Rapid, automated capture screening of influenza antiviral targets using Nicoya Alto® digital surface plasmon resonance


Rapid screening and kinetic characterization of medium sized libraries is commonly seen as one of the initial steps within the drug discovery process. Screening assays are used to quickly test and select the best candidates that bind to or affect a desired target. Label-free surface plasmon resonance (SPR) is often used to conduct medium to high-throughput screening to test for real-time binding activity of a variety of biological and chemical compounds. Capture screening is a new assay offered on Alto™, Nicoya’s digital microfluidics (DMF) based SPR instrument.

The simple, pre-configured capture screening protocol allows users to establish binding activity of up to 96 interactions on one cartridge with only 2 µL of sample. This application note demonstrates that Alto can bring rapid assay development and minimized instrument maintenance to accelerate your antibody identification and characterization flow, with intuitive software features. This feature is tailored to expedite assay development in biopharmaceutical lead discovery, antibody engineering and preclinical assay development.

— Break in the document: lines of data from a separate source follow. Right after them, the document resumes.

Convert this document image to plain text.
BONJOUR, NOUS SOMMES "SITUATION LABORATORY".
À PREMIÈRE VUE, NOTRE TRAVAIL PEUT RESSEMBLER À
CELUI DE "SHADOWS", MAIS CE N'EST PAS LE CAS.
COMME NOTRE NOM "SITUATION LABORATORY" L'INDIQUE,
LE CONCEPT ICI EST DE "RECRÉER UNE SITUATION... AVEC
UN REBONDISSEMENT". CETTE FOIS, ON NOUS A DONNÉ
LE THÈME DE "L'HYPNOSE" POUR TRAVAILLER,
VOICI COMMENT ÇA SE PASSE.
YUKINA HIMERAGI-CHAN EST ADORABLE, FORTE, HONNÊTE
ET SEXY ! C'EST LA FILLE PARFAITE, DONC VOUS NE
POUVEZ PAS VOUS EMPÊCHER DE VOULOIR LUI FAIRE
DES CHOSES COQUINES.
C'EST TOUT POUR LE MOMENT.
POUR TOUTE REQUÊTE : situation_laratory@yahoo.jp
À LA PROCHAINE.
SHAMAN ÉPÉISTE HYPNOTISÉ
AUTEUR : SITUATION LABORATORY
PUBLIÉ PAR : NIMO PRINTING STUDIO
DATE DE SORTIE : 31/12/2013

Series of sensorgrams collected for a single lane of the capture screening assay with high throughput expansion turned on. The sensorgrams show the capture (or absence of capture) of the ligand followed by washing with buffer and then binding (or absence of binding) of the antigen. Antibodies loaded in wells D1-I1 are tested against both antigens, resulting in an overlay of twelve curves for each lane of test, and 96 overall.